Agile and ITIL: A Powerful Combination (Joe Pearson, PM Hut) – I’ve also given a lot of thought on how to join the lean values of agile with the accepted practices of ITIL. One of the biggest barriers to this, however, is the entrenched operations staff who view agile as the “new kid on the block” – not to be taken seriously, or, even worse, something which rocks the boat.
ITIL exists because the establishment takes extreme care of their infrastructure and their processes. It provides a secure starting point for a lot of IT staff to get their hands around difficult IT issues. But we all know that getting comfortable eventually means getting lazy.
Agile + ITIL is the best of both worlds – ensuring that there are no “established” processes by constantly challenging accepted beliefs and demanding continuous improvement.
- 2009: The year of the Agile Sysadmin ? (Patrick Debois, JEDI) – If you think that Agile + Operations is a pipedream, think again. Patrick’s compiled a list of Agile2009 submissions pertaining to just this topic. Take a look at a paper that interests you and support the cause!
- Work in small batches (Eric Ries, Startup Lessons Learned) – I couldn’t agree more with Eric: Working in small batches was the single most successful shift in our development organization we made.

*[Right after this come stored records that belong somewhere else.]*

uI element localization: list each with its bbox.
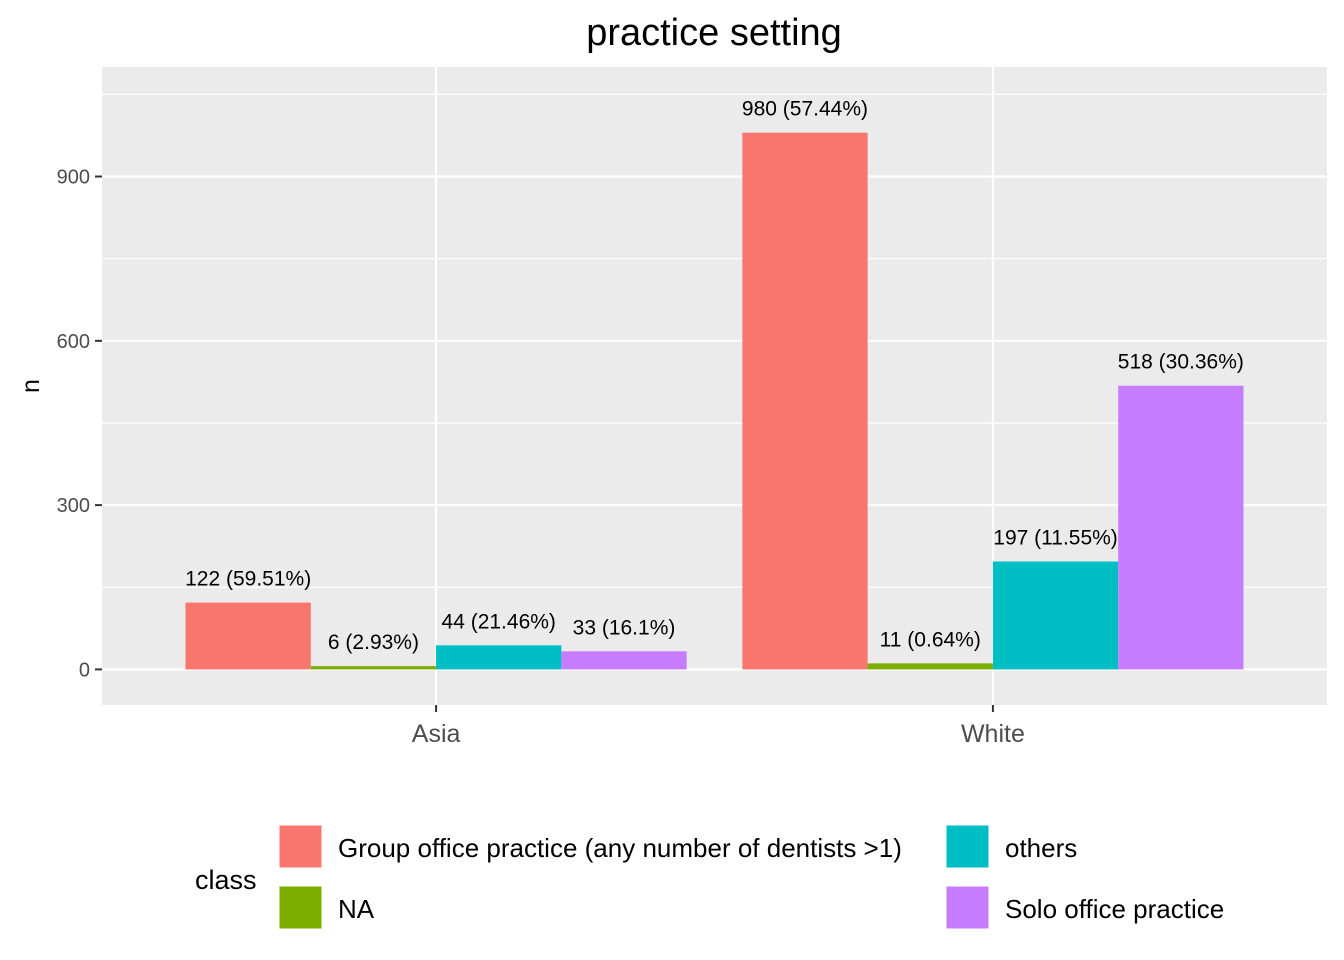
bar — [310, 666, 437, 670]
legend-title: class — [195, 865, 257, 895]
data-label: 197 (11.55%) — [993, 527, 1118, 550]
legend-label: Solo office practice — [1005, 894, 1224, 924]
legend: class Group office practice (any number … — [195, 824, 1224, 930]
y-axis-title: n — [17, 379, 45, 393]
data-label: 518 (30.36%) — [1118, 351, 1244, 374]
legend-label: Group office practice (any number of den… — [338, 833, 902, 863]
bar — [992, 561, 1119, 670]
bar — [867, 663, 993, 670]
legend-key — [945, 885, 990, 930]
data-labels: 122 (59.51%) 6 (2.93%) 44 (21.46%) 33 (16.1… — [185, 98, 1244, 654]
legend-label: NA — [338, 894, 375, 924]
legend-label: others — [1005, 833, 1077, 863]
bar — [561, 651, 687, 670]
y-tick-label: 0 — [79, 659, 90, 681]
bar — [742, 132, 868, 670]
x-axis: Asia White — [412, 705, 1025, 748]
data-label: 122 (59.51%) — [185, 568, 311, 591]
y-axis: 0 300 600 900 — [57, 167, 102, 681]
bars — [185, 132, 1244, 670]
data-label: 44 (21.46%) — [442, 610, 556, 633]
legend-key — [945, 824, 990, 869]
data-label: 980 (57.44%) — [742, 98, 868, 121]
data-label: 33 (16.1%) — [573, 616, 676, 639]
legend-key — [278, 824, 323, 869]
legend-key — [278, 885, 323, 930]
y-tick-label: 900 — [57, 167, 90, 189]
bar — [1118, 385, 1244, 670]
x-tick-label: Asia — [412, 720, 461, 748]
bar — [185, 602, 311, 670]
x-tick-label: White — [961, 720, 1025, 748]
data-label: 6 (2.93%) — [328, 631, 419, 654]
bar — [436, 645, 562, 670]
chart-title: practice setting — [586, 12, 842, 54]
data-label: 11 (0.64%) — [880, 628, 981, 651]
y-tick-label: 300 — [57, 495, 90, 517]
y-tick-label: 600 — [57, 331, 90, 353]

It changes everything (for the better): faster ROI, faster feedback and less risk. But, it’s also one of the hardest things to introduce. Especially in an existing code base which doesn’t have any automated tests. It literally feels like a complete stand still for the first couple of small batches ’til the whole process and the minds of the involved people have adapted to the new way of working.
- Handling Bugs in an Agile Context (@testobsessed) – Elisabeth is bringing up a hot topic here. I’ve seen a lot of agile teams drowning in a flood of open issues. Her approach for enforcing “Done” and getting rid of technical debt (see the comments) is very worthwhile to read.